The war in Ukraine complicates the Fed’s plan to tackle inflation via rate hikes, experts told Insider. The Federal Open Market Committee will hold its first meeting of 2022 on March 15 and 16. Powell is likely to de-emphasize forward guidance at his press conference. Loading Something is loading.
The war in Ukraine won’t throw the Federal Reserve from its goal of taming hot inflation but it worsens the central bank’s visibility on making numerous and aggressive policy moves, market professionals tell Insider.
The Fed’s meeting on March 15 and 16 is set to take place as Russia presses on with its invasion of Ukraine, which has sparked a subsequent surge in commodity prices. US inflation is at a fresh 40-year high of 7.9%, a rate that doesn’t capture US gas prices that have spiked since the war began late last month. The COVID pandemic, meanwhile, wears on.
“The shock from Russia-Ukraine doesn’t clearly point to the Fed being more dovish or more hawkish than they were prior to this because it’s a negative shock to [economic] growth as well as a positive shock to inflation,” Bill Adams, chief economist at Comerica Bank, told Insider. “It makes it harder for the Fed to balance their dual mandate with the shock pushing both of their objectives further from their goal.”
The Federal Open Market Committee is expected to raise its benchmark interest rates by 25 basis points next week. Policymakers slashed the federal funds rate to a range of 0%-0.25% in 2020 as part of their emergency response to the pandemic.
“The market is pricing in a pretty aggressive pace of tightening despite all of the turmoil taking place right now in the economy,” Kathy Jones, chief fixed-income strategist at Charles Schwab, told Insider. She said that as of this week, investors were pricing in five more rate hikes after the March meeting.
However, “I think the thing to emphasize right now is anybody who has confidence in their projections is being naïve. We’ve just have not been here before. The confluence of events is so unusual that everybody’s projection should be taken with a grain of salt, including mine,” said Jones.
Earlier this year, federal funds futures showed investors pricing in as many as seven rate hikes, she said. Markets were positioned for rate increases of 160 basis points this year through more than six rate hikes, ING said in a note Friday.
Adams and Jones expect Federal Reserve Chairman Jerome Powell next week to indicate the Fed will make monetary policy decisions on a meeting-by-meeting basis rather than take a broad-stroke approach to inflation as it previously suggested.
Investors anticipated an increase of 50 basis points at the March meeting after the Fed last year shifted gears to signal it would tackle high inflation. But that view has changed, and the CME FedWatch tool showed a 0% probability of a half-percentage point rate increase next week compared with a 34% probability in late February.
“I don’t think the Fed knows what they’re going to do yet. They are clearly going to have to caveat things with, ‘It depends on conditions,'” she said.
Pain at the pump
Conditions include West Texas Intermediate crude oil and Brent crude prices shooting up as much as 40% after the war started. That’s led to the national average for gas prices reaching $4.33 a gallon on Friday, according to Triple-A. Goldman Sachs on Friday said the odds of the US economy falling into recession are as high as 35% as soaring commodity prices hit household spending.
Adams expects Powell to de-emphasize forward guidance at Wednesday’s press conference.
“He genuinely knows less what the outlook is going to be six months from now, three months, or even one month from now.
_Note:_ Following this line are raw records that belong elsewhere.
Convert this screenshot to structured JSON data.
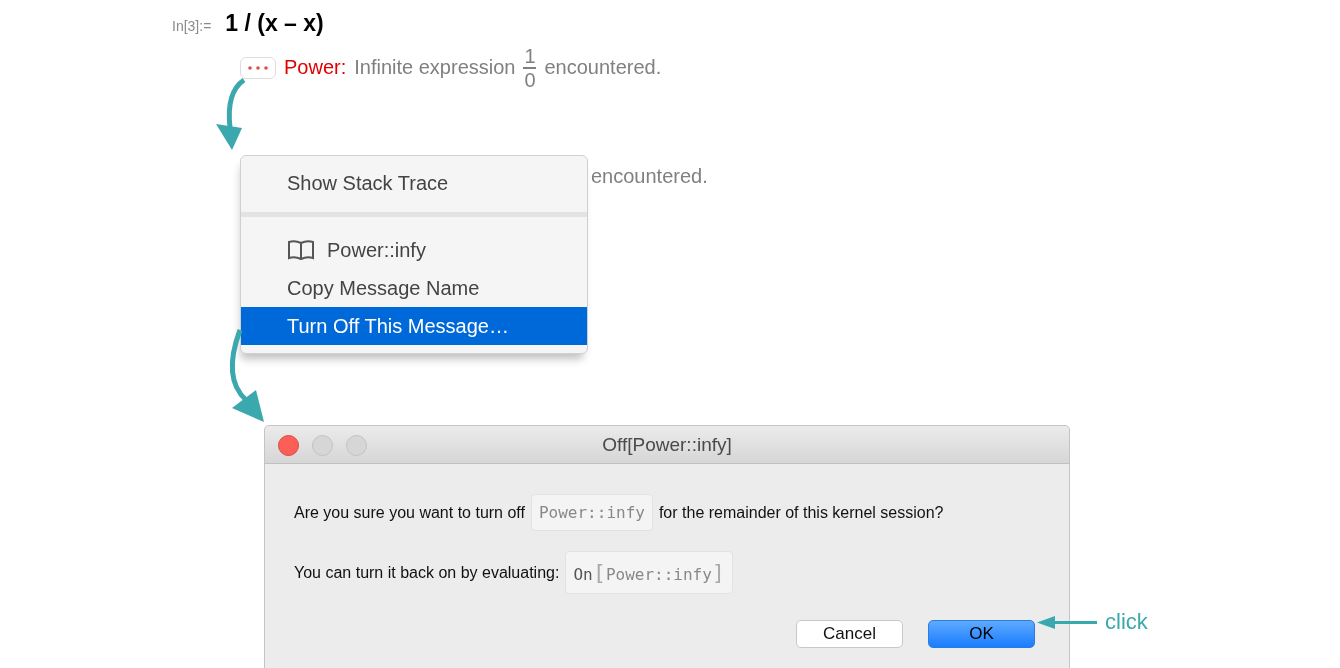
{
  "notebook": {
    "input_label": "In[3]:=",
    "input": "1 / (x – x)",
    "message": {
      "tag": "Power:",
      "text": "Infinite expression",
      "numerator": "1",
      "denominator": "0",
      "end": "encountered."
    },
    "covered_message": {
      "end": "encountered."
    }
  },
  "context_menu": {
    "groups": [
      [
        {
          "label": "Show Stack Trace",
          "kind": "plain",
          "selected": false
        }
      ],
      [
        {
          "label": "Power::infy",
          "kind": "doc-link",
          "selected": false
        },
        {
          "label": "Copy Message Name",
          "kind": "plain",
          "selected": false
        },
        {
          "label": "Turn Off This Message…",
          "kind": "plain",
          "selected": true
        }
      ]
    ]
  },
  "dialog": {
    "title": "Off[Power::infy]",
    "question": {
      "before": "Are you sure you want to turn off",
      "code": "Power::infy",
      "after": "for the remainder of this kernel session?"
    },
    "hint": {
      "text": "You can turn it back on by evaluating:",
      "head": "On",
      "open": "[",
      "arg": "Power::infy",
      "close": "]"
    },
    "buttons": [
      {
        "label": "Cancel",
        "default": false
      },
      {
        "label": "OK",
        "default": true
      }
    ]
  },
  "annotation": {
    "text": "click"
  }
}
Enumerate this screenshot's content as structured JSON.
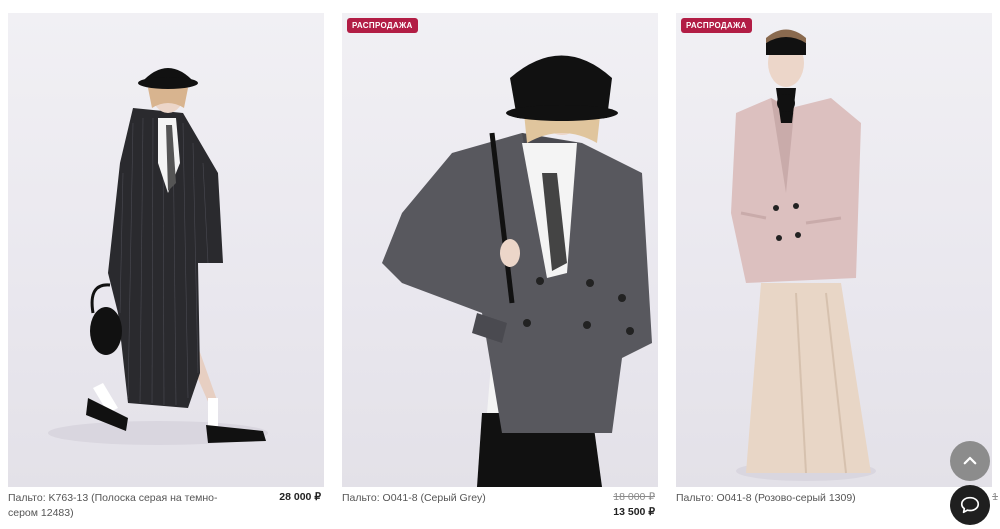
{
  "products": [
    {
      "title": "Пальто: K763-13 (Полоска серая на темно-сером 12483)",
      "price": "28 000 ₽",
      "badge": "",
      "colors": {
        "coat": "#2a2a2e",
        "accent": "#1c1c1f"
      }
    },
    {
      "title": "Пальто: O041-8 (Серый Grey)",
      "old_price": "18 000 ₽",
      "new_price": "13 500 ₽",
      "badge": "РАСПРОДАЖА",
      "colors": {
        "coat": "#58585e",
        "accent": "#111111"
      }
    },
    {
      "title": "Пальто: O041-8 (Розово-серый 1309)",
      "old_price": "1",
      "badge": "РАСПРОДАЖА",
      "colors": {
        "coat": "#dcc0bf",
        "accent": "#e8d6c6"
      }
    }
  ],
  "buttons": {
    "scroll_top_icon": "chevron-up-icon",
    "chat_icon": "chat-bubble-icon"
  },
  "colors": {
    "sale_badge": "#b21d45",
    "scroll_top_bg": "#8c8c8c",
    "chat_bg": "#1f1f1f"
  }
}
Economists’ tools are not effective at predicting the outcome of situations like this,” Adams said.
The war also complicates the Fed’s decision-making on reducing its $8.7 trillion balance sheet as it would prefer to announce a plan with advance notice of a couple of months, Adams said.
“The Fed may be forced to tweak their balance sheet reduction plan in real-time if the Russia-Ukraine shock causes big revisions to the outlook for the economy,” he said.
Schwab anticipates four rate hikes this year and for the Fed to start drawing down its balance sheet beginning in July.
“That’s a fair amount of tightening that would take place in a matter of four or five months,” Jones said.
Adams forecast a quarter-percentage-point increase next week, then four more hikes of the same size by the end of 2022. Overall, “this is like you’re driving in a snowstorm,” he said, “and all of a sudden, the snow starts coming down harder and visibility goes down. You can’t see as far in front of you as you could prior to this new shock.”